Reste que l’accord n’a toujours pas été agréé par la Direccte. La ministre déléguée à l’Autonomie Brigitte Bourguignon a promis son agrément avant la fin mai 2021, pour une application au 1er octobre 2021. Tant que ça ne sera pas acté, nous serons dans le doute, estime Isabelle Roudil. Et derrière, il faudra encore attendre l’extension de cet accord pour qu’il puisse s’appliquer à tous les salariés.
Par ailleurs, la plupart des structures associatives d’aide à domicile n’ont plus de fonds propres mais dépendent financièrement des conseils départementaux. Or certaines de ces collectivités préviennent déjà qu’elles n’auront pas les moyens de faire face à une hausse de salaire. Pour 2022, le gouvernement s’est engagé à prendre en charge 70% de la hausse de rémunération, mais cette part tombera à 50% dès 2023, ajoute Isabelle Roudil. Déjà, pour ces raisons financières, le versement de la prime PEPA en 2020 a été très inégale sur le territoire.

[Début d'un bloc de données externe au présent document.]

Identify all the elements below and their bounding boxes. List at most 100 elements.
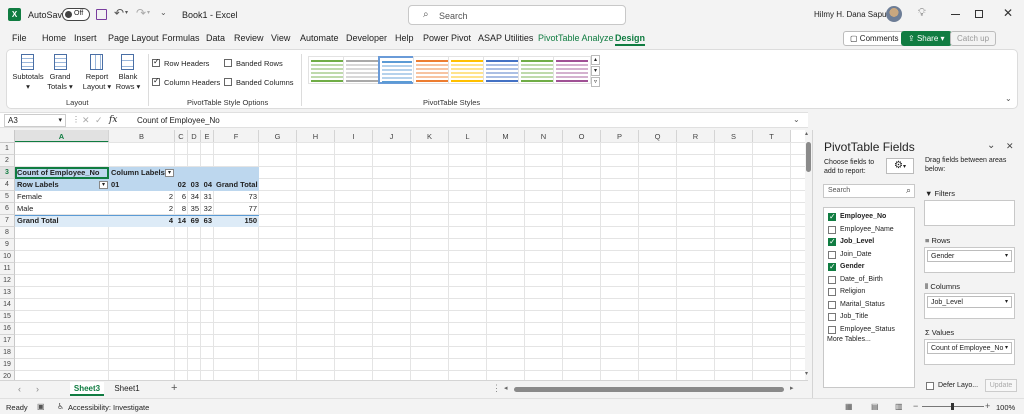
customize-toolbar-icon[interactable]: ⌄ [160, 8, 167, 17]
row-labels-filter-icon[interactable]: ▾ [99, 181, 108, 189]
banded-columns-checkbox[interactable] [224, 78, 232, 86]
chevron-down-icon[interactable]: ▾ [1005, 297, 1008, 308]
row-header-2[interactable]: 2 [0, 155, 15, 167]
field-checkbox[interactable] [828, 236, 836, 248]
value-cell[interactable]: 31 [201, 191, 214, 203]
avatar[interactable] [886, 6, 902, 22]
row-header-16[interactable]: 16 [0, 323, 15, 335]
field-checkbox[interactable] [828, 288, 836, 296]
scrollbar-thumb[interactable] [806, 142, 811, 172]
subtotals-button[interactable]: Subtotals ▾ [12, 72, 44, 92]
search-box[interactable]: ⌕ Search [408, 5, 626, 25]
collapse-ribbon-icon[interactable]: ⌄ [1005, 94, 1012, 103]
field-checkbox[interactable] [828, 250, 836, 259]
column-labels-filter-icon[interactable]: ▾ [165, 169, 174, 177]
pivot-style-swatch[interactable] [378, 56, 416, 84]
zoom-out-icon[interactable]: − [913, 401, 918, 411]
catch-up-button[interactable]: Catch up [950, 31, 997, 46]
pane-options-chevron-icon[interactable]: ⌄ [987, 140, 995, 151]
report-layout-button[interactable]: Report Layout ▾ [81, 72, 113, 92]
row-header-5[interactable]: 5 [0, 191, 15, 203]
macro-record-icon[interactable]: ▣ [37, 402, 45, 411]
page-layout-view-icon[interactable]: ▤ [871, 402, 879, 411]
scroll-down-icon[interactable]: ▾ [805, 370, 808, 377]
gallery-scroll-down-icon[interactable]: ▾ [591, 66, 600, 76]
value-cell[interactable]: 35 [188, 203, 201, 215]
row-label-cell[interactable]: Female [15, 191, 109, 203]
more-options-icon[interactable]: ⋮ [72, 115, 80, 124]
row-header-3[interactable]: 3 [0, 167, 15, 179]
field-checkbox[interactable] [828, 313, 836, 321]
lightbulb-icon[interactable]: 💡︎ [918, 7, 926, 20]
pivot-style-swatch[interactable] [553, 56, 591, 84]
save-icon[interactable] [96, 9, 107, 20]
tab-help[interactable]: Help [395, 33, 414, 43]
page-break-view-icon[interactable]: ▥ [895, 402, 903, 411]
tab-review[interactable]: Review [234, 33, 264, 43]
column-headers-checkbox[interactable] [152, 76, 160, 86]
close-pane-icon[interactable]: ✕ [1006, 141, 1014, 152]
row-header-7[interactable]: 7 [0, 215, 15, 227]
sheet-tab-sheet1[interactable]: Sheet1 [110, 382, 144, 396]
tab-pivottable-analyze[interactable]: PivotTable Analyze [538, 33, 614, 43]
grand-total-value-cell[interactable]: 14 [175, 215, 188, 227]
value-cell[interactable]: 32 [201, 203, 214, 215]
column-key-cell[interactable]: 01 [109, 179, 175, 191]
tab-automate[interactable]: Automate [300, 33, 339, 43]
grand-total-label-cell[interactable]: Grand Total [15, 215, 109, 227]
scroll-right-icon[interactable]: ▸ [790, 384, 794, 392]
zoom-slider-thumb[interactable] [951, 403, 954, 410]
add-sheet-icon[interactable]: + [171, 382, 177, 394]
select-all-corner[interactable] [0, 130, 15, 143]
field-checkbox[interactable] [828, 325, 836, 334]
undo-dropdown-icon[interactable]: ▾ [125, 9, 128, 16]
tab-file[interactable]: File [12, 33, 27, 43]
row-header-4[interactable]: 4 [0, 179, 15, 191]
vertical-scrollbar[interactable]: ▴ ▾ [805, 130, 812, 380]
field-search-input[interactable]: Search ⌕ [823, 184, 915, 198]
tab-asap-utilities[interactable]: ASAP Utilities [478, 33, 533, 43]
tab-data[interactable]: Data [206, 33, 225, 43]
share-button[interactable]: ⇪ Share ▾ [901, 31, 952, 46]
defer-layout-checkbox[interactable] [926, 382, 934, 390]
field-checkbox[interactable] [828, 211, 836, 223]
zoom-in-icon[interactable]: + [985, 401, 990, 411]
zoom-slider[interactable] [922, 403, 984, 410]
chevron-down-icon[interactable]: ▾ [1005, 251, 1008, 262]
name-box[interactable]: A3 ▾ [4, 114, 66, 127]
value-cell[interactable]: 8 [175, 203, 188, 215]
maximize-icon[interactable] [975, 10, 983, 18]
pivot-style-swatch[interactable] [483, 56, 521, 84]
row-header-20[interactable]: 20 [0, 371, 15, 380]
accessibility-icon[interactable]: ♿︎ [57, 402, 64, 411]
blank-rows-button[interactable]: Blank Rows ▾ [113, 72, 143, 92]
zoom-level[interactable]: 100% [996, 403, 1015, 412]
tab-page-layout[interactable]: Page Layout [108, 33, 159, 43]
value-cell[interactable]: 2 [109, 203, 175, 215]
comments-button[interactable]: ▢ Comments [843, 31, 906, 46]
pivot-value-field-cell[interactable]: Count of Employee_No [15, 167, 109, 179]
tab-view[interactable]: View [271, 33, 290, 43]
row-labels-cell[interactable]: Row Labels [15, 179, 109, 191]
field-checkbox[interactable] [828, 300, 836, 309]
scrollbar-thumb[interactable] [514, 387, 784, 392]
row-header-6[interactable]: 6 [0, 203, 15, 215]
gallery-scroll-up-icon[interactable]: ▴ [591, 55, 600, 65]
row-header-12[interactable]: 12 [0, 275, 15, 287]
column-key-cell[interactable]: Grand Total [214, 179, 259, 191]
values-field-chip[interactable]: Count of Employee_No ▾ [927, 342, 1012, 354]
column-key-cell[interactable]: 02 [175, 179, 188, 191]
pivot-style-swatch[interactable] [413, 56, 451, 84]
rows-area[interactable]: Gender ▾ [924, 247, 1015, 273]
grand-totals-button[interactable]: Grand Totals ▾ [45, 72, 75, 92]
cancel-icon[interactable]: ✕ [82, 115, 90, 126]
tab-formulas[interactable]: Formulas [162, 33, 200, 43]
more-tables-link[interactable]: More Tables... [827, 336, 871, 343]
filters-area[interactable] [924, 200, 1015, 226]
sheet-tab-sheet3[interactable]: Sheet3 [70, 382, 104, 396]
rows-field-chip[interactable]: Gender ▾ [927, 250, 1012, 262]
tab-insert[interactable]: Insert [74, 33, 97, 43]
tab-power-pivot[interactable]: Power Pivot [423, 33, 471, 43]
redo-dropdown-icon[interactable]: ▾ [147, 9, 150, 16]
row-headers-checkbox[interactable] [152, 57, 160, 67]
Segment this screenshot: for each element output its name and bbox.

La militante insiste aussi sur les conditions de travail déplorables dans le secteur, qui entraînent de graves difficultés de recrutement. Une négociation a été lancée au niveau de la branche sur le développement des emplois et compétences, mais ça brasse surtout du vent, on ne touche pas au cœur du problème, on n’en attend rien, poursuit-elle.
En revanche, ce 5 mai, elle était à Laval, en Mayenne, où une cinquantaine de salariées de l’aide à domicile, en grève, ont obtenu une régularisation de ce qui leur était dû : une majoration pour le travail du dimanche, et la compensation de du coût de l’entretien de la blouse. Malgré tout, la résistance et la lutte, ça paie pour faire appliquer les droits, se félicite-t-elle.
Les territoriaux FO demandent l’ouverture de négociations salariales
Le 5 mai, la fédération des services publics et de santé FO-SPS a organisé une conférence de presse à laquelle participait le secrétaire général de FO Yves Veyrier. Elle a présenté les résultats d’une enquête menée auprès de plus de 1000 structures territoriales, et qui démontre l’implication et l’engagement des agents depuis le début de la pandémie. Ces invisibles du quotidien, ce sont notamment les éboueurs, sapeur-pompiers, agents des écoles, agents funéraires...
D’après l’enquête, la crise sanitaire a eu un impact sur les missions de près de 90% d’entre eux. Certains agents ont même pris des initiatives pour répondre aux besoins de la population dans un esprit de service public, malgré les risques sanitaires encourus, souligne Dominique Régnier, secrétaire général chargé des services publics à la fédération FO-SPS.
L’enquête montre également une grande inégalité de traitement entre les agents durant la crise. Là où les syndicats sont présents et où le dialogue social existe véritablement, les choses se sont mieux passées avec les employeurs publics.
Exigeant une reconnaissance, FO demande l’ouverture immédiate de négociations sociales et salariales pour l’ensemble des agents territoriaux. Selon l’enquête, seulement 46% de ces agents publics ont reçu une prime Covid, pour un montant compris entre 30 et 1.000 euros.